Grace Hwang reminded me of how powerful design can be. She talked about how design connects people to the things that matter most to them. Design should enable good behaviour and create meaningful nudges towards change. She emphasized that, first and foremost, design needs to lead with empathy. Her firm, Carrot, tackled the oh-so-unsexy challenge of creating an app called Pivot that supports people in quitting smoking. This app has literally saved people’s lives. It’s an inspiring re-think on a seemingly old problem, but a reminder that opportunities to make meaningful change are everywhere.

Jackie’s top takeaways

Ellen Lupton’s humour and candor engaged the audience around the value and importance of storytelling and contemporary sensory design. Through several case studies, she shared her personal and professional stories that have inspired her to explore the coalescence of the senses and how they challenge and delight people to engage in unique experiences. Her research and experimentations in sensory design resulted in several key takeaways that speak true to almost any design for positive impact and its quest to create inclusivity, enhance health and wellbeing, activate physical interaction and deliver impactful experiences. Ellen’s presentation was not only entertaining and highly relatable, but also honest and real, while pushing the boundaries on where design can evolve.

Stephen Gates was my favourite presenter of the conference. Confident, dynamic and brutally honest, he took us on a crash course through the power of Design Thinking as a methodology for empowering creative teams. His language, slides, stage presence and energy were all on point! His step-by-step guide to applying a more integral approach to creativity within a company was riveting and inspiring, and he shared his decades of experience as a master creative leader. As a certified IDEO Design Thinking instructor, his knowledge and expertise are cutting edge and insightful. His podcast, The Crazy One, is now my daily dose of creative field counsel. LOVE IT.

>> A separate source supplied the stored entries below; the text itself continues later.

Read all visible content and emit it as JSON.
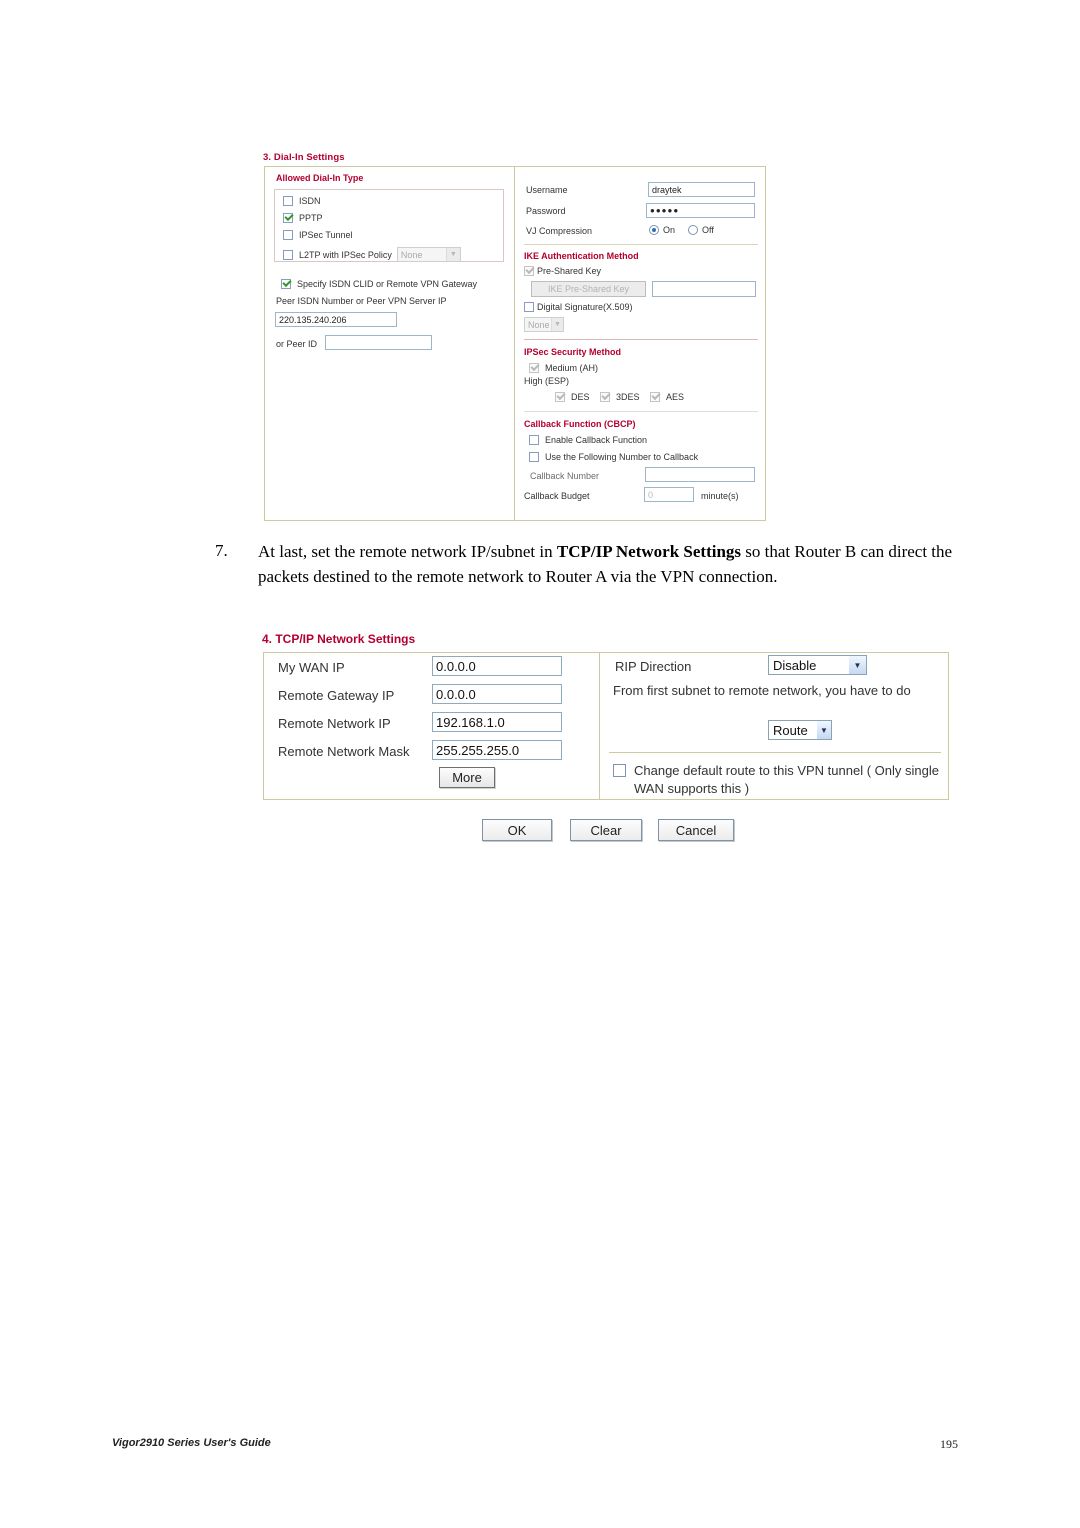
{
  "panel3": {
    "title": "3. Dial-In Settings",
    "allowed_dial_in_type": {
      "title": "Allowed Dial-In Type",
      "items": [
        {
          "label": "ISDN",
          "checked": false
        },
        {
          "label": "PPTP",
          "checked": true
        },
        {
          "label": "IPSec Tunnel",
          "checked": false
        },
        {
          "label": "L2TP with IPSec Policy",
          "checked": false
        }
      ],
      "l2tp_policy_value": "None"
    },
    "specify_isdn_clid_label": "Specify ISDN CLID or Remote VPN Gateway",
    "specify_isdn_clid_checked": true,
    "peer_isdn_label": "Peer ISDN Number or Peer VPN Server IP",
    "peer_isdn_value": "220.135.240.206",
    "or_peer_id_label": "or Peer ID",
    "or_peer_id_value": "",
    "username_label": "Username",
    "username_value": "draytek",
    "password_label": "Password",
    "password_value": "●●●●●",
    "vj_compression_label": "VJ Compression",
    "vj_on_label": "On",
    "vj_off_label": "Off",
    "vj_selected": "On",
    "ike_title": "IKE Authentication Method",
    "pre_shared_key_label": "Pre-Shared Key",
    "pre_shared_key_checked": true,
    "ike_pre_shared_key_button": "IKE Pre-Shared Key",
    "ike_pre_shared_key_value": "",
    "digital_signature_label": "Digital Signature(X.509)",
    "digital_signature_checked": false,
    "digital_signature_select": "None",
    "ipsec_title": "IPSec Security Method",
    "medium_ah_label": "Medium (AH)",
    "medium_ah_checked": true,
    "high_esp_label": "High (ESP)",
    "esp_items": [
      {
        "label": "DES",
        "checked": true
      },
      {
        "label": "3DES",
        "checked": true
      },
      {
        "label": "AES",
        "checked": true
      }
    ],
    "callback_title": "Callback Function (CBCP)",
    "enable_callback_label": "Enable Callback Function",
    "enable_callback_checked": false,
    "use_following_number_label": "Use the Following Number to Callback",
    "use_following_number_checked": false,
    "callback_number_label": "Callback Number",
    "callback_number_value": "",
    "callback_budget_label": "Callback Budget",
    "callback_budget_value": "0",
    "callback_budget_unit": "minute(s)"
  },
  "step7": {
    "number": "7.",
    "text_part1": "At last, set the remote network IP/subnet in ",
    "bold": "TCP/IP Network Settings",
    "text_part2": " so that Router B can direct the packets destined to the remote network to Router A via the VPN connection."
  },
  "panel4": {
    "title": "4. TCP/IP Network Settings",
    "fields": [
      {
        "label": "My WAN IP",
        "value": "0.0.0.0"
      },
      {
        "label": "Remote Gateway IP",
        "value": "0.0.0.0"
      },
      {
        "label": "Remote Network IP",
        "value": "192.168.1.0"
      },
      {
        "label": "Remote Network Mask",
        "value": "255.255.255.0"
      }
    ],
    "more_button": "More",
    "rip_direction_label": "RIP Direction",
    "rip_direction_value": "Disable",
    "subnet_note": "From first subnet to remote network, you have to do",
    "route_select_value": "Route",
    "change_default_route_label": "Change default route to this VPN tunnel ( Only single WAN supports this )",
    "change_default_route_checked": false
  },
  "buttons": {
    "ok": "OK",
    "clear": "Clear",
    "cancel": "Cancel"
  },
  "footer": {
    "left": "Vigor2910 Series User's Guide",
    "right": "195"
  }
}
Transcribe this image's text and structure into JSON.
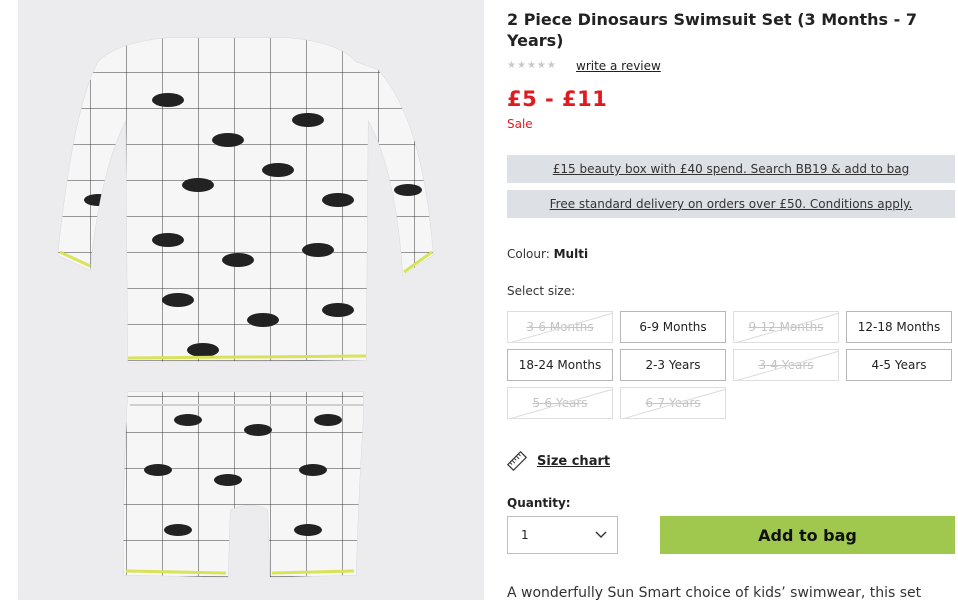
{
  "product": {
    "title": "2 Piece Dinosaurs Swimsuit Set (3 Months - 7 Years)",
    "image_alt": "2 Piece Dinosaurs Swimsuit Set",
    "rating": 0,
    "review_link": "write a review",
    "price": "£5 - £11",
    "sale_label": "Sale"
  },
  "promos": [
    "£15 beauty box with £40 spend. Search BB19 & add to bag",
    "Free standard delivery on orders over £50. Conditions apply."
  ],
  "colour": {
    "label": "Colour:",
    "value": "Multi"
  },
  "size_select": {
    "label": "Select size:",
    "options": [
      {
        "label": "3-6 Months",
        "available": false
      },
      {
        "label": "6-9 Months",
        "available": true
      },
      {
        "label": "9-12 Months",
        "available": false
      },
      {
        "label": "12-18 Months",
        "available": true
      },
      {
        "label": "18-24 Months",
        "available": true
      },
      {
        "label": "2-3 Years",
        "available": true
      },
      {
        "label": "3-4 Years",
        "available": false
      },
      {
        "label": "4-5 Years",
        "available": true
      },
      {
        "label": "5-6 Years",
        "available": false
      },
      {
        "label": "6-7 Years",
        "available": false
      }
    ]
  },
  "size_chart": {
    "label": "Size chart",
    "icon": "ruler-icon"
  },
  "quantity": {
    "label": "Quantity:",
    "value": "1"
  },
  "add_to_bag": "Add to bag",
  "description": "A wonderfully Sun Smart choice of kids’ swimwear, this set",
  "colors": {
    "price_red": "#e01a21",
    "add_bag_green": "#a1c84e",
    "promo_bg": "#dde1e5"
  }
}
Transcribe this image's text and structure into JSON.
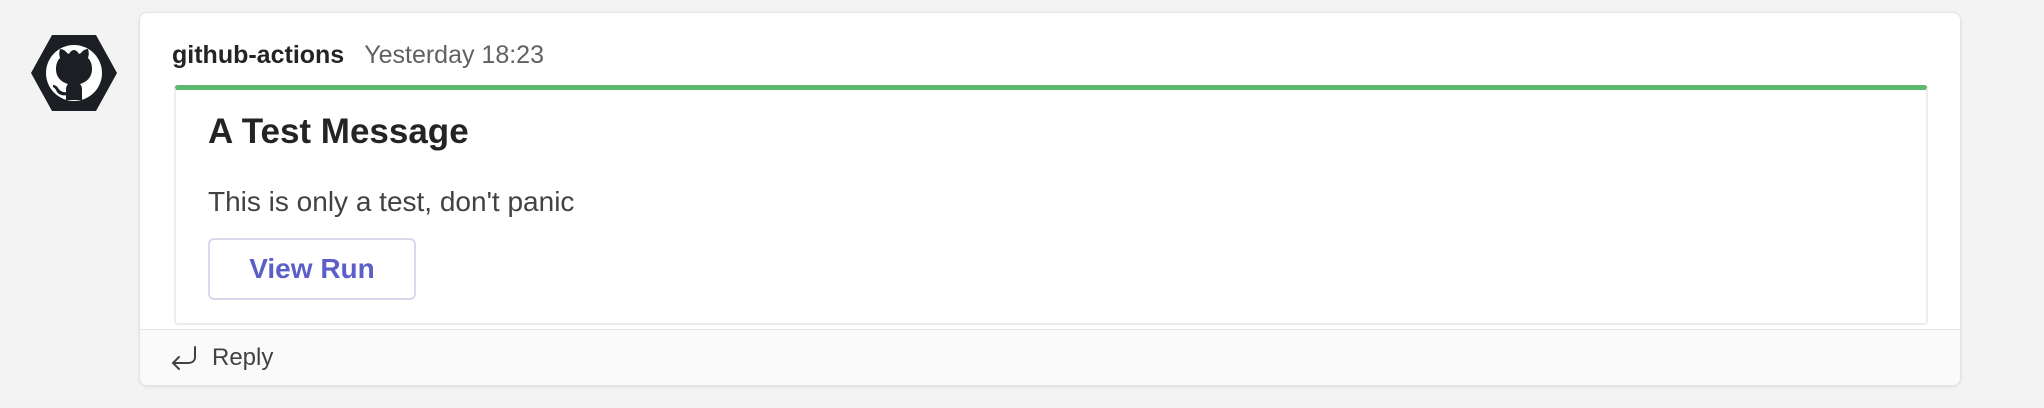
{
  "message": {
    "avatar_icon": "github-octocat-icon",
    "sender": "github-actions",
    "timestamp": "Yesterday 18:23",
    "card": {
      "accent_color": "#5eb870",
      "title": "A Test Message",
      "text": "This is only a test, don't panic",
      "action_label": "View Run",
      "action_color": "#5b5fc7"
    },
    "reply": {
      "icon": "reply-arrow-icon",
      "label": "Reply"
    }
  }
}
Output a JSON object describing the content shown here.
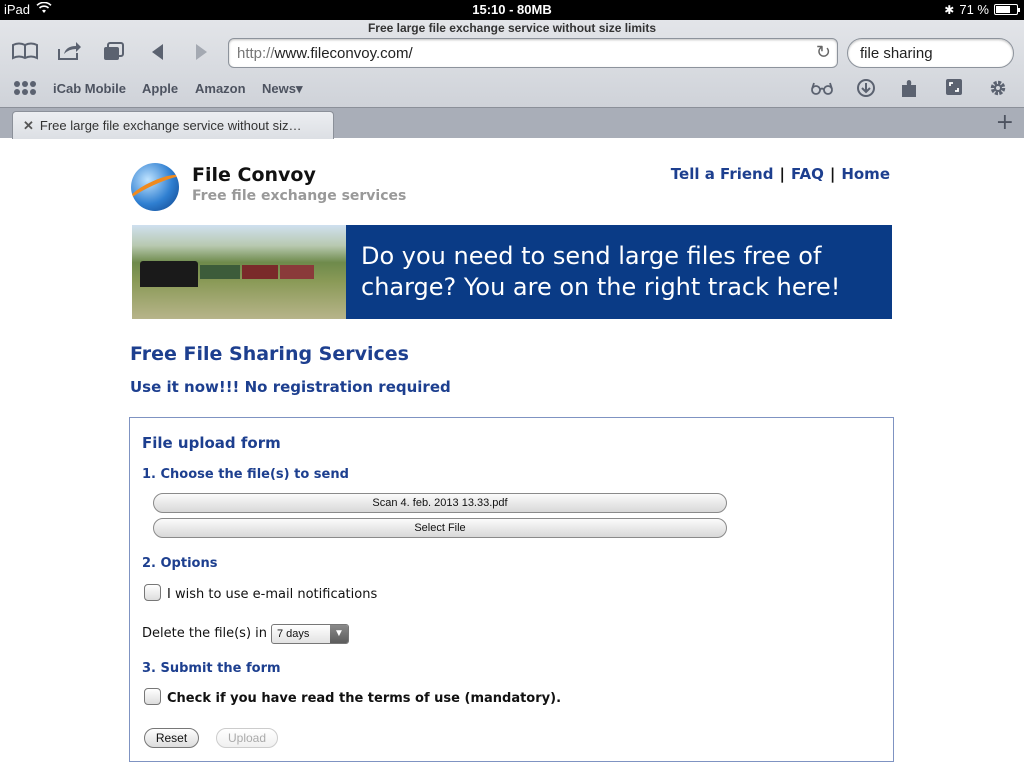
{
  "status_bar": {
    "device": "iPad",
    "center": "15:10 - 80MB",
    "battery": "71 %",
    "battery_level": 0.71
  },
  "browser": {
    "page_title": "Free large file exchange service without size limits",
    "url_prefix": "http://",
    "url_host": "www.fileconvoy.com/",
    "search_value": "file sharing",
    "bookmarks": [
      "iCab Mobile",
      "Apple",
      "Amazon",
      "News▾"
    ],
    "tab_label": "Free large file exchange service without siz…"
  },
  "site": {
    "name": "File Convoy",
    "tagline": "Free file exchange services",
    "nav": [
      "Tell a Friend",
      "FAQ",
      "Home"
    ],
    "banner_text": "Do you  need to send large files free of charge? You are on the right track here!",
    "heading": "Free File Sharing Services",
    "subheading": "Use it now!!! No registration required"
  },
  "form": {
    "title": "File upload form",
    "step1": "1. Choose the file(s) to send",
    "file_selected": "Scan 4. feb. 2013 13.33.pdf",
    "select_file_button": "Select File",
    "step2": "2. Options",
    "email_notify_label": "I wish to use e-mail notifications",
    "delete_label": "Delete the file(s) in",
    "delete_value": "7 days",
    "step3": "3. Submit the form",
    "terms_label": "Check if you have read the terms of use (mandatory).",
    "reset_button": "Reset",
    "upload_button": "Upload"
  }
}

Overall, DesignThinkers was an engaging and stimulating two days of reconnecting with fellow design nerds and rekindling the fires of design guts and gusto. Always compelling, and never dull, I find my design approach and practice catalyzed and enlightened by this event each year.

Sebastian’s top takeaways

DesignThinkers was a fun, engaging and rewarding conference that featured a diverse group of speakers working in a number of different fields. This was my second time attending the conference and the variety of speakers—from design leaders to lettering artists—is what brought me back this year. My biggest takeaway was that there is no one ‘right’ way to have a creative career, and that we shouldn’t let ourselves and our work be defined by titles. As someone who dabbles in art and illustration, as well as design and teaching, it was refreshing to hear.

Another important takeaway was simply the value of hard work. There are rarely any shortcuts in this field, you simply get better and improve by putting the time in. It was validating to hear that well-respected designers/lettering artists like Aaron Draplin and Gemma O’Brien echoed these sentiments.

I also especially enjoyed Michael Lejeune’s talk about the challenges that he’s faced as Creative Director at LA Metro. My takeaway from his talk was that perseverance and a positive attitude are vital tools in the creative toolbox and that, no matter how strange, we shouldn’t shy away from taking chances with big and bold concepts in our work.

I left the conference feeling motivated to create positive impact through design, within my own local community, and excited to work at charting a path forward to define myself as a maker.